Black & Veatch has announced the findings of its 2007 Strategic Directions in the Electric Utility Industry Survey, showing the industry's top issues remain similar to last year's survey results.

Service reliability continued to rank as the No. 1 overall concern, while the aging workforce moved up to No. 2 from No. 5 in last year’s survey. Environmental issues remained the No. 3 concern and aging infrastructure declined to No. 4 this year compared to No. 2 in last year’s survey.

The survey reports on the opinions, activities and future plans of energy companies in the North American power industry. It includes the inputs of nearly 400 energy industry executives, explores, identifies and ranks the relative levels of concern on a variety of issues facing the power industry ranging from the aging of infrastructure and workforce, to views on regulatory practices.

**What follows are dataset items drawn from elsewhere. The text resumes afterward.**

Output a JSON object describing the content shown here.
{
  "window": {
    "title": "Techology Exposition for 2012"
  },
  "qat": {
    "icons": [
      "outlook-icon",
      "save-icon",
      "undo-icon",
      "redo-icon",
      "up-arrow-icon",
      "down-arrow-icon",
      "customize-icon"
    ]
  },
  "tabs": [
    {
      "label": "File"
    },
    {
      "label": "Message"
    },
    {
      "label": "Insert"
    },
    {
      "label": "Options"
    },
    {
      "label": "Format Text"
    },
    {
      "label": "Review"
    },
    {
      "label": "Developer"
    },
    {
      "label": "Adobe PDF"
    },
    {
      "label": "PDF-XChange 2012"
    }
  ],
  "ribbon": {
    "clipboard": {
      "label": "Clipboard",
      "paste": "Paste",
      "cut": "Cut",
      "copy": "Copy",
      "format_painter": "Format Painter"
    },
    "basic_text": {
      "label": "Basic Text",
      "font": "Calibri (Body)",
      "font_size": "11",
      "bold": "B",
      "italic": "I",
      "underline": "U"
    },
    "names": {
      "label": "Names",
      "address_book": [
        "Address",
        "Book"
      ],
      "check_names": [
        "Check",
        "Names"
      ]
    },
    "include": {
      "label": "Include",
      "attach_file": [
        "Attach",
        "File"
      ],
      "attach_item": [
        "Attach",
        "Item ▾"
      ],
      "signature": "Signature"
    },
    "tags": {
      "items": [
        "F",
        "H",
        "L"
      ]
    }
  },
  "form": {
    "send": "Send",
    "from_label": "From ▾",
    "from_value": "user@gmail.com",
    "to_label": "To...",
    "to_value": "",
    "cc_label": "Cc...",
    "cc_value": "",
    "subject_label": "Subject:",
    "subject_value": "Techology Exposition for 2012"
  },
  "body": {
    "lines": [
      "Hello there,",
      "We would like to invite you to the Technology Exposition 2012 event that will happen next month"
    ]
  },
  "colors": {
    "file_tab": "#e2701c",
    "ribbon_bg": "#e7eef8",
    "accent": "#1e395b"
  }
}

The Black & Veatch survey measures the level of respondents’ concerns by offering a 1 through 5 scale of response intensity. For example, the 2007 survey results show that the level of concern over carbon emissions policy, service reliability, aging workforce and aging infrastructure increased.

“This is entirely consistent with the complex issues that we assist our clients in dealing with every day,” stated Richard Rudden, senior vice president and energy industry lead for Black & Veatch’s Enterprise Management Solutions Division. “These issues are critical to the successful planning and operations of any electric utility, independent power producer or regional transmission operator.”

Approximately 82 percent of the survey respondents believe that global warming is occurring, and 44 percent of those respondents feel it is caused by human activity. In total, about 36 percent of all survey respondents believe global warming is real and is caused by man. Approximately 35 percent of respondents have a significant degree of confidence in the underlying climate change science compared to 42 percent who had low confidence in the science.

“These were surprising results. They suggest less support than we had expected for the science that underlies current and proposed climate change policy,” Rudden said. “The results also illuminate the substantial differences in views between the United States and other nations participating in the Kyoto Protocols.”

Seventy-two percent of respondents believe that some form of U.S. carbon legislation will be implemented by 2011. This is the same response level as the 2006 survey.

“Given the increased concern expressed by survey respondents over carbon uncertainty, and the heightened awareness of global warming in the media and with the public, one would expect this percentage to increase in our 2007 survey,” said Rudden. “One explanation is that survey respondents may have expected some action in the U.S. Congress on this issue in 2007, which did not occur.”

In addition, approximately 29 percent of survey respondents prefer carbon emissions cap-and-trade regulations; 14 percent a straight carbon tax; 8 percent a statutory physical emission restriction, and 49 percent a combination of the three approaches.